I am wondering how I would have taken the whole situation if I were just a spare time developer. Maybe it would not have affected me at all because the pure thought that I am supposed to add support in my spare time would have been even more ridiculous as it is. Maybe I would not have had the time to do an analysis for the Kubuntu team as I did which then would not have resulted in me getting attacked for it. On the other hand if the attacks and insults would have also happened if I were a spare time developer I don’t think I would still be a KDE developer. For a hobby I would not have endured that.
One of the conclusions is that if it would ever happen that someone submits a patch for Mir support in KWin, I would immediately step down as maintainer. After what happened I am no longer in a position to judge that imperial and objective. I would either accept the patch out of appeasement or reject it due to what has happened. In any way I would not be in a position where I can be sure to do the right decision for the KDE community. Even on a technical level I would not be sure whether I would be able to review it. Being nitpicky about small issues can be done subconsciously and also moving around code just to prove the point is easily done.
Please do not read this as a threat to block any patches as there’s more into it. I do not expect that the area of conflict will go away. I expect that the issue will come up again and again and I expect that those lobbying us will continue to do so. The next time will probably be the preparation for 14.10 where I’m quite sure that we (and probably also GNOME) will be attacked again for our decision.

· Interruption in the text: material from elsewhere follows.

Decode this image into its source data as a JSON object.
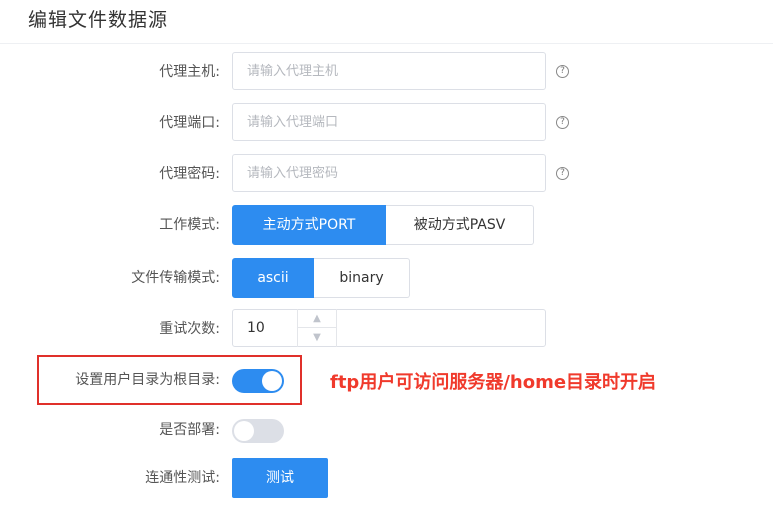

As I explained above this is affecting me and it’s something I do not want. The logical consequence is that I will have to reduce my involvement in KWin and the kde-workspaces and focus on other areas. After having worked for six years on KWin it might anyway be a good point to look for new challenges, especially given that I decided years ago to re focus once the Wayland port is done.
Of course Wayland will be the big item for 2014. It’s one of our internal aims for the next few months and given that I had focused mostly on porting of all kind of workspace applications I’m looking forward to work on it again. Given that the number of applications ported to Qt 5 is increasing each day it will also be a nice thing to work on with hopefully soon switching to a dog-foodable environment having real-world Wayland enabled applications and not just the Wayland demo apps.